Türkiye’deyse herkes işine geldiği biçimde kullandığından, kavramında bile konsensüs sağlanamamış aydın olma topluma; hayatlarını devrime adayanların mücadelelerini ülkücülerle aynı potada eriten “Mahir, Hüseyin, Ulaş” yerine  “ Mansur Yavaş,  kurtuluşa kadar savaş”  sloganını atma kepazeliğini,  sağa takoz yapılan devrimciliği dayatma garipliğine indirgenecektir.

Sonuç, bir bilinmeze; yolsuzluğun, hukuksuzluğun hangi yasalarla önleneceğini, Kürt sorununun, AB üyeliğinin MHP’yle, ulusalcılarla nasıl çözüleceğini somutlaştırmadan cemaat, MHP, CHP arasındaki tehlikeli ittifaka su taşırken meslek ahlakından da söz edebilen militanlaşmış aydın bir kitle, bir medya.

Her konunun uzmanı; hakim, avukat, dedektif, adli tıpçı, sosyolog,  mühendismişçesine köşelerinde, ekranlarda ahkam kesip  “tatava yapma bas geç”  diktesini bireyin özgürlüğüyle bağdaştıran ama  AKP’lileri  “onlar… İtaat edenler”le  yeren o militan aydınlar, medya; kendileri gibi hareket eden onlarca Yıldıray Oğur,  Ahmet Kekeç, Cem Küçük  içinse  edilmedik hakareti bırakmayacaktır. Nasılsa onlar; Hilal Kaplanlar, Yıldıray Oğurlar tebaa, yandaş siz; Nazlı Ilıcaklar, Ahmet Hakanlar özgür, tarafsızsınızdır.  

Cezayir savaşında ülkesi  Fransa’yı lanetlemiş Jean Paul Sartre, André Breton, Francis Jeanson’nun tersine ulus devletin yol açtığı iç savaşta elli bin insan ölür,  Generallerin döşettiği mayınlarda Mehmetçikler katledilir, PKK kıyafetli JİTEM’ciler Kürt illerini taciz ateşine tutarken, Genelkurmayın brifinglerinde asker selamı vererek ordunun vesayetini kabullenmişlerin bugün biattan yakınmasıysa !!!!!! Tanrının bir lütfu olsa gerek.
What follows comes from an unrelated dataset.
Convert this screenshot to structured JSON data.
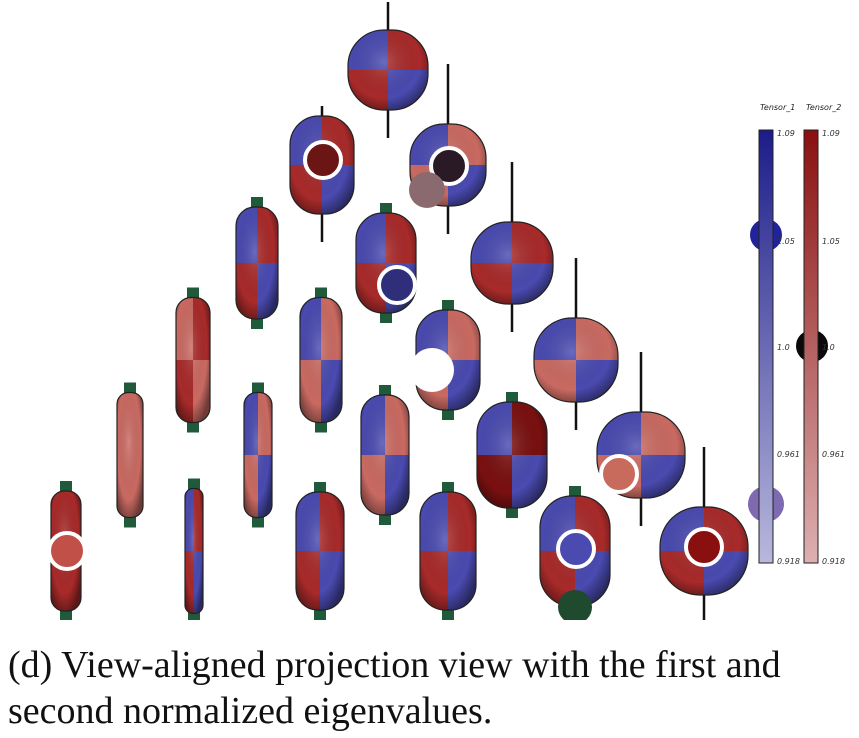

İnternetsiz, tapesiz 1923’lerdeki   “Alo Yunus”, “Alo Falih Rıfkı”dan 1990’lar,  2000’lerdeki “Alo Aydın”, “Alo Dinç”e,  2013’deki  “Alo Fatih”e tek gerçekte; herkesin vesayet tarafgirliğidir. Vesayet; misilemeci “onlar şunu yaptı”, “eeeee siz de bunu yapmıştınız”,  “%45 onlar,  %55 biz”le,  bireyi biz,  siz, onlarda erittiğinden kafa boşaltıcı bir “izm”dir de. Zira biaatçı bireyin görevi “biz”in bekası uğruna vesayetçisinin kararını, direktifini sorgusuz sualsiz yerine getirmektir.

Fakat labirent deneylerinde bile fareler ucu kapalı bir yolu üç defa gitmezken illaki kan… illaki revan …illaki entrika… illaki kargaşa peşinde; ortamlarda HDP’ye oy verdiğini söyleyip Fethiye, Ordu, Samsun, Aksaray’da Kürtleri linçe yeltenmiş cepheye oy vermeyi, verdirmeyi “aydın tavrı”yla yutturma pespayeliği, artık bilinmeyen bir hikaye de değildir.

Kendinizin, yandaşınızın sesini duymaktan bıkmadığınız 140 karakterli sanal dünyanızdan bir ayrılabilseniz; ne çok ses var değil mi? Belki doğru bir şey söylüyordur karşıtınız,  belki aynı şeyi düşünüyor, aynı şeyi istiyorsunuzdur. Belki en büyük zaferin içinde birlikte kaybetmişsinizdir, onu bile bilemeden; duymuyoruz birbirimizi, duymakta istemiyoruz.

Kazanmakta,  bir hiçi fethetmekse, aslında  nedir ki?